Personally, I define evil as anything that is harmful to life.
Of course, that still leaves much open to interpretation.
"If you watch 24, Jack the hero, often uses torture to save the country or the world. Consensus would appear to be that he is heroic, and the folks who argue he shouldn’t be allowed to torture (though this seems to be changing this season a bit) are portrayed as naïve or worse."
Yes, and that is a television show. I suppose we should also rely on on intelligent TransAms and Superheroes to fight crime.
"I would argue torture therefore is a tool and that it depends on whether the tool is used against you or violates something you believe that defines the related act as “evil” if there are enough that believe like you then the consensus will be whether, for this specific use or uses, it is evil or not."

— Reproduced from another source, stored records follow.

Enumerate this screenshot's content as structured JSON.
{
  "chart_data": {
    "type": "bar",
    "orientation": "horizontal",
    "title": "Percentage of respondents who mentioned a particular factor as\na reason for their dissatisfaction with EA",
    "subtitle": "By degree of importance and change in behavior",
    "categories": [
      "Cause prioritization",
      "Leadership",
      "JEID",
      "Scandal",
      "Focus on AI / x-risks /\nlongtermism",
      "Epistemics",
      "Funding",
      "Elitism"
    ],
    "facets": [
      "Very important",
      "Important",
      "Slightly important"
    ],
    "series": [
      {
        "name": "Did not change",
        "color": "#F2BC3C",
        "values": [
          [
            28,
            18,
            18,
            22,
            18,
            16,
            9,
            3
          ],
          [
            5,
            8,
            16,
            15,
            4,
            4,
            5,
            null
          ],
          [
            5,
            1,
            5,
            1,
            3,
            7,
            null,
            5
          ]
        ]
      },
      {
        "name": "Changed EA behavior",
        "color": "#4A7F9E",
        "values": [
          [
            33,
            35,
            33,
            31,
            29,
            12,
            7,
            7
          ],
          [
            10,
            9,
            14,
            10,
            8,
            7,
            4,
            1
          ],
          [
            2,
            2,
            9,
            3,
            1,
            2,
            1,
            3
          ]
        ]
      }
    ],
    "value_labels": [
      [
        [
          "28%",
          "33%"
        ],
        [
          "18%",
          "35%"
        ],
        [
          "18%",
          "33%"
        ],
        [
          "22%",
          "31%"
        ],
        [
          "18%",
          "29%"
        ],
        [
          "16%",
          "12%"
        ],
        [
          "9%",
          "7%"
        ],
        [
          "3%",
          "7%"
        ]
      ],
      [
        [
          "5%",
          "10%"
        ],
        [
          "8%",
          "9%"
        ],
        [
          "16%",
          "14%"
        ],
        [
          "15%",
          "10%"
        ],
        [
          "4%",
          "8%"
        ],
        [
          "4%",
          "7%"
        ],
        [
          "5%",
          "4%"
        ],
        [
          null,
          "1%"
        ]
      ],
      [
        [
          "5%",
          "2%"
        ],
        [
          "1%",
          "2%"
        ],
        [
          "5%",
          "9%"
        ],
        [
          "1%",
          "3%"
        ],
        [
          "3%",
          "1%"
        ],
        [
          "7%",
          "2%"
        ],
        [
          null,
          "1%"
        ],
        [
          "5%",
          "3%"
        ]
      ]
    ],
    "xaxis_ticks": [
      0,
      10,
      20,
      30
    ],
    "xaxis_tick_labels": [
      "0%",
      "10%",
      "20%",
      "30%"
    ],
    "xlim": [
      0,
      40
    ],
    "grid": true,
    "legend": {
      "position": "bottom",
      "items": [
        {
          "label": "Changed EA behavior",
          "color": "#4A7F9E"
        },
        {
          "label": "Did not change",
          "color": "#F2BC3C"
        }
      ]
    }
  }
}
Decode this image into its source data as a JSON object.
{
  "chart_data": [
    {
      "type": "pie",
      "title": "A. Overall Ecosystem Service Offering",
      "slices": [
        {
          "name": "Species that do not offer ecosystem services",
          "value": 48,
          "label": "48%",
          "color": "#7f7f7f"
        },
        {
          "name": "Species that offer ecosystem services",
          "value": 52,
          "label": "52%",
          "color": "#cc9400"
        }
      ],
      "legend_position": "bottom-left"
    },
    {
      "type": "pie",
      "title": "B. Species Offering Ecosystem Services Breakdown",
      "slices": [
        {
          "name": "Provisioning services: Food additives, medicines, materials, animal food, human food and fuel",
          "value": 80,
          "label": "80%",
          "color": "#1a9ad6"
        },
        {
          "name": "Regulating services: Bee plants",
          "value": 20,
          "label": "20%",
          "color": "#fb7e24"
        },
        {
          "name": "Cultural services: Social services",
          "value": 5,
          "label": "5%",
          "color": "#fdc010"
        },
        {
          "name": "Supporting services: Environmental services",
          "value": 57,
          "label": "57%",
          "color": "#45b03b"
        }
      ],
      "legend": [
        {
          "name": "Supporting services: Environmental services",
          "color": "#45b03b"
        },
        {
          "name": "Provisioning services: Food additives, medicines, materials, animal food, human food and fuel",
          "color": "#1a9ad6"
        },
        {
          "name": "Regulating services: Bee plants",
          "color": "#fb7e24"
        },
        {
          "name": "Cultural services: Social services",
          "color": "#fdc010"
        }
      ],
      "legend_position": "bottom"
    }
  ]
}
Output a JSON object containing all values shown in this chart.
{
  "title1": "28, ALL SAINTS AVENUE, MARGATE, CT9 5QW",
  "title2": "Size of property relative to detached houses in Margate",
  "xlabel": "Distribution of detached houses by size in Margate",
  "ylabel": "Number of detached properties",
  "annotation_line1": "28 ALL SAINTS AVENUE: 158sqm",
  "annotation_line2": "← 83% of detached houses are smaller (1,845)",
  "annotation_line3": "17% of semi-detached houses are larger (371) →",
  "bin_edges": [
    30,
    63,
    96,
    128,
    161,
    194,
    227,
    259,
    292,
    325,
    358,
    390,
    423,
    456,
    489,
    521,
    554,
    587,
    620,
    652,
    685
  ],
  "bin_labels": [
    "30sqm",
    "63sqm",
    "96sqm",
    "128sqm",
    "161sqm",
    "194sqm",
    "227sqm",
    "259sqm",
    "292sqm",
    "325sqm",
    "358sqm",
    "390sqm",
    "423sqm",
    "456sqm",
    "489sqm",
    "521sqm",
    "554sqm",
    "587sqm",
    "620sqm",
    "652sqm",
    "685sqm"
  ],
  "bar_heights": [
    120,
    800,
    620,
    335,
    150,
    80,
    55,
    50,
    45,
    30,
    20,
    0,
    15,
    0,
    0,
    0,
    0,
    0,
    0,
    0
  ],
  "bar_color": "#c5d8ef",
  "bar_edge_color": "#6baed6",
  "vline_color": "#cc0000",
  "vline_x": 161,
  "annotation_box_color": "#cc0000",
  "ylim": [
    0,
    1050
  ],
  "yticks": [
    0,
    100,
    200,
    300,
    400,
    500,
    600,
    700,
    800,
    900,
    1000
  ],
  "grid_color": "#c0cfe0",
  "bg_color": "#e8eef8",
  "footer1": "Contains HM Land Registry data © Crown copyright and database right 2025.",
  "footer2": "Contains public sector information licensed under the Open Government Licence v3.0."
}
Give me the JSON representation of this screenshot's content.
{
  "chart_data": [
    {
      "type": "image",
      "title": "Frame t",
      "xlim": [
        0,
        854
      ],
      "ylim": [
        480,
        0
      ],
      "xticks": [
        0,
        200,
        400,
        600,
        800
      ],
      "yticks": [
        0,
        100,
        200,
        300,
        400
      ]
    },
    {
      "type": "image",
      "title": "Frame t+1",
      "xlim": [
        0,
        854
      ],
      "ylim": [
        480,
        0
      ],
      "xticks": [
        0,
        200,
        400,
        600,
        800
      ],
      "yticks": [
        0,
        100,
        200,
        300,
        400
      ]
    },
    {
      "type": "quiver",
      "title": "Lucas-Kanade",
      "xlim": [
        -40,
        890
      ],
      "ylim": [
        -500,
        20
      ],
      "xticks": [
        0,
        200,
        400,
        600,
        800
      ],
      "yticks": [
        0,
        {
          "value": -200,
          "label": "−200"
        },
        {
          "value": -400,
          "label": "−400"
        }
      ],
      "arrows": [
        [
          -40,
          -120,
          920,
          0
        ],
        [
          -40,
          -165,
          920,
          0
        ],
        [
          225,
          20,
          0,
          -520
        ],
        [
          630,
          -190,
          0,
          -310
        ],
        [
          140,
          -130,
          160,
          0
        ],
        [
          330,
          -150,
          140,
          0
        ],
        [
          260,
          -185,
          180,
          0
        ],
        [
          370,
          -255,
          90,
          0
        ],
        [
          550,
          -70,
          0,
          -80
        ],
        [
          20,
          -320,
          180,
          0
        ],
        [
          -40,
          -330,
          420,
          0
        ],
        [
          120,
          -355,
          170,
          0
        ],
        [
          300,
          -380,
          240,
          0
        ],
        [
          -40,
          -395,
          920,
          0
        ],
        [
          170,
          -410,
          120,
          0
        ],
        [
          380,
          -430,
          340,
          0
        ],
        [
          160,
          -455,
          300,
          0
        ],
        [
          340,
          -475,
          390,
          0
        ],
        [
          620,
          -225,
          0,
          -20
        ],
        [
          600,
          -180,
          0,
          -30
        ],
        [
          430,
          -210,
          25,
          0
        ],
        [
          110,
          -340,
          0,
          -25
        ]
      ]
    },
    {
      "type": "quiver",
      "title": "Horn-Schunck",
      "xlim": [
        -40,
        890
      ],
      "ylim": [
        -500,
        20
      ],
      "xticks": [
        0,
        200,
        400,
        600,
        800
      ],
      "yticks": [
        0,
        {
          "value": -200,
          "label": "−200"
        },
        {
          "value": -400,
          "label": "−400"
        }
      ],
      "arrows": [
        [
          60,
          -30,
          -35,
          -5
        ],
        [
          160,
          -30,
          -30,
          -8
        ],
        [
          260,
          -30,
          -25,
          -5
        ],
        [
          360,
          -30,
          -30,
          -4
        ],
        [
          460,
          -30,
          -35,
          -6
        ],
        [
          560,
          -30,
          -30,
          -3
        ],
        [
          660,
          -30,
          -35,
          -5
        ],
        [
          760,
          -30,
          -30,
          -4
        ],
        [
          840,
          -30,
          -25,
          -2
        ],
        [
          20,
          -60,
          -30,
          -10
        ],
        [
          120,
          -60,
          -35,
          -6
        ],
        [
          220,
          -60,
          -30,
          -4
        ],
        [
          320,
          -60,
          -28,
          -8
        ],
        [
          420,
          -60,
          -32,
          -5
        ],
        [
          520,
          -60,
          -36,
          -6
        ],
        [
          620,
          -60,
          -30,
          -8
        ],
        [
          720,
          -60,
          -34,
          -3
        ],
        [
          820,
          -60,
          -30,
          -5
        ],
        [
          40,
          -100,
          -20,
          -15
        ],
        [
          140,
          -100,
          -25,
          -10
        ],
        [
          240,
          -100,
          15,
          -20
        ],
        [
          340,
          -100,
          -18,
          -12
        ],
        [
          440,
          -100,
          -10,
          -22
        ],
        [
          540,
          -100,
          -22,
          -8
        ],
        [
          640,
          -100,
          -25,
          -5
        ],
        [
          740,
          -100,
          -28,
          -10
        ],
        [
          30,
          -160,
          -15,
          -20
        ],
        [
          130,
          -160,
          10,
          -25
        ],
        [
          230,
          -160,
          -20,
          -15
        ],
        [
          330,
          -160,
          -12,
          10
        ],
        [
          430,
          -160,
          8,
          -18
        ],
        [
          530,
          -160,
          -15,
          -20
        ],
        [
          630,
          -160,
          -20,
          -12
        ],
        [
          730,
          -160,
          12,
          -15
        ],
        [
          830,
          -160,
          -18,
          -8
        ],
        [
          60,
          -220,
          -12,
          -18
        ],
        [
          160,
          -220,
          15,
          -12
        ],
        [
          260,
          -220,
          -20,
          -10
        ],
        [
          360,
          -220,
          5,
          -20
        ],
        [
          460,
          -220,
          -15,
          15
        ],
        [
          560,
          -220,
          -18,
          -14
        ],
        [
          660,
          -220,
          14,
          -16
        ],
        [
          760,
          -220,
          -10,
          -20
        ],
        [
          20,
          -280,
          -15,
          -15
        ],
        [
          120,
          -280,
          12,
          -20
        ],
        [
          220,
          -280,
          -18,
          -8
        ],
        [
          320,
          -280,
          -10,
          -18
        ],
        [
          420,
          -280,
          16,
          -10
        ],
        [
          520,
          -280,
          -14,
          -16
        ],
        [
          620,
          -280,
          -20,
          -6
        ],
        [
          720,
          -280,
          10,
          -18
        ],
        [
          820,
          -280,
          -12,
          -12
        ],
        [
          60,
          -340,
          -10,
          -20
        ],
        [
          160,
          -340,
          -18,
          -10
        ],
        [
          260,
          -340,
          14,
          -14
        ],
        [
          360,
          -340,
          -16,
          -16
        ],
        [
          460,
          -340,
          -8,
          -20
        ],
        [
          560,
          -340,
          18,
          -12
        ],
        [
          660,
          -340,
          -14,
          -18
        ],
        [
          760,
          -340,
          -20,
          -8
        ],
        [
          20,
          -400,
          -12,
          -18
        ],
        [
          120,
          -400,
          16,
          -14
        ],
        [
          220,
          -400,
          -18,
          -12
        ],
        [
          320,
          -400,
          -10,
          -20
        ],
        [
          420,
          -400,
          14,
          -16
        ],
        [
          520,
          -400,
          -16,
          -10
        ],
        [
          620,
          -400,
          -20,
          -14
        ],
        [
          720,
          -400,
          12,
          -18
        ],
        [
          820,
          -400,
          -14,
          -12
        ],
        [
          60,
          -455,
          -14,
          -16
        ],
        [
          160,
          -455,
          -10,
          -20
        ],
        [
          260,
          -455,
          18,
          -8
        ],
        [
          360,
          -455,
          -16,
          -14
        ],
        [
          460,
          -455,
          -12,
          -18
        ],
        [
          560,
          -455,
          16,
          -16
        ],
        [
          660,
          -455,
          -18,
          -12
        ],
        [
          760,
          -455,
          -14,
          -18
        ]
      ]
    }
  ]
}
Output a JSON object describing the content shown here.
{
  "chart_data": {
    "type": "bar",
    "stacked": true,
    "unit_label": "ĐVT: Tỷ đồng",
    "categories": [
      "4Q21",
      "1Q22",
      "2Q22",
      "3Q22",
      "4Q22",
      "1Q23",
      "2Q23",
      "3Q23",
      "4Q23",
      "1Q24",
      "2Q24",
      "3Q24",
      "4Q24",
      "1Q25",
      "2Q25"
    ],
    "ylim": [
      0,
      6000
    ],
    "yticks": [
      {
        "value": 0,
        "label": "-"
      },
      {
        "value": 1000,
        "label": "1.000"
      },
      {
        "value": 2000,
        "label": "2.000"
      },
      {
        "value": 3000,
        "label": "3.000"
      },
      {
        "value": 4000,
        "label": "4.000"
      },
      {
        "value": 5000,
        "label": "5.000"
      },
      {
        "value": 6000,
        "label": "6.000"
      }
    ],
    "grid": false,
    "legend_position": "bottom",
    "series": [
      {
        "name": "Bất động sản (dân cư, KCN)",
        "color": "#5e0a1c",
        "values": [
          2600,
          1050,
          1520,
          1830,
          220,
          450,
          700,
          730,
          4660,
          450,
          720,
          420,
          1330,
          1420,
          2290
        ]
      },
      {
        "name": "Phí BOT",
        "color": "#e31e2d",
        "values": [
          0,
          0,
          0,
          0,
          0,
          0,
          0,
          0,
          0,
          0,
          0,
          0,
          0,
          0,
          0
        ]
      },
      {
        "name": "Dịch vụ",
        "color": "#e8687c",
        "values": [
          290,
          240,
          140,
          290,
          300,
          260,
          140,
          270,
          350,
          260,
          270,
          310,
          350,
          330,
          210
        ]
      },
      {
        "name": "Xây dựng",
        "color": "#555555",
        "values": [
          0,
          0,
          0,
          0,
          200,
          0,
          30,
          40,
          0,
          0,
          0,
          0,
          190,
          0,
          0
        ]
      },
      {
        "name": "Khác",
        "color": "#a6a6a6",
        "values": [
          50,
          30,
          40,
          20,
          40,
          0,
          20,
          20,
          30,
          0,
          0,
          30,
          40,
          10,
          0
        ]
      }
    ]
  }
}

Certainly you can establish a consensus that an evil act is not evil. That is quite common, even when the evil is ultimately to the detriment of those carrying it out and those supporting them.
"I would also argue that it may rarely be absolute because if someone you trust and believe in were to use it you are likely to define the use and the tool by the person and defend it suggesting in that use it wouldn’t be evil."
This is one reason why judges are expected to recuse themselves from cases in which they or someone they are close to is personally involved - relationships of trust do not necessarily make for good decisions, even if one intends to be fair.
"Now personally, I do view torture as evil because I believe it encourages abusive behavior and like any form of absolute power will corrupt the person using it."
I agree with you on this, but there is also a very good reason to believe that torture doesn't work and is counterproductive - especially that it produces blowback.
See this article for example: http://www.independent.co.uk/news/world/middle-east/torture-it-probably-killed-more-americans-than-911-1674396.html
According to Major "Matthew Alexander", an American interrogator in Iraq, the stories of abuse and torture at Abu Ghraib prison were the primary motivator that lead foreign fighters to volunteer as suicide bombers in Iraq. The concept shouldn't be too difficult for Americans to understand - the American Revolution was won in large part due to reactions to British atrocities, most notably the policy of burning homes and what was known at the time as the Waxhaw Massacre. Blowback from the latter was soon evident when the "over mountain men", or the Tennessee Volunteers, reacted to the news with a battle/massacre of their own at Kings Mountain, and continued until at least 1815, when Andrew Jackson - who witnessed the results and was greatly assisted in establishing his career by one of the few survivors - repaid that debt again at New Orleans.
Bloody Tarleton was considered to be Cornwallis's greatest asset - and perhaps no one was more responsible than Tarleton for American independence. History should certainly make us reconsider the usefulness of torture and atrocities. It may frighten the enemy, but only to harden their resolve.
As Major Alexander says, "People will only tell you the minimum to make the pain stop. They might tell you the location of a house used by insurgents but not that it is booby-trapped."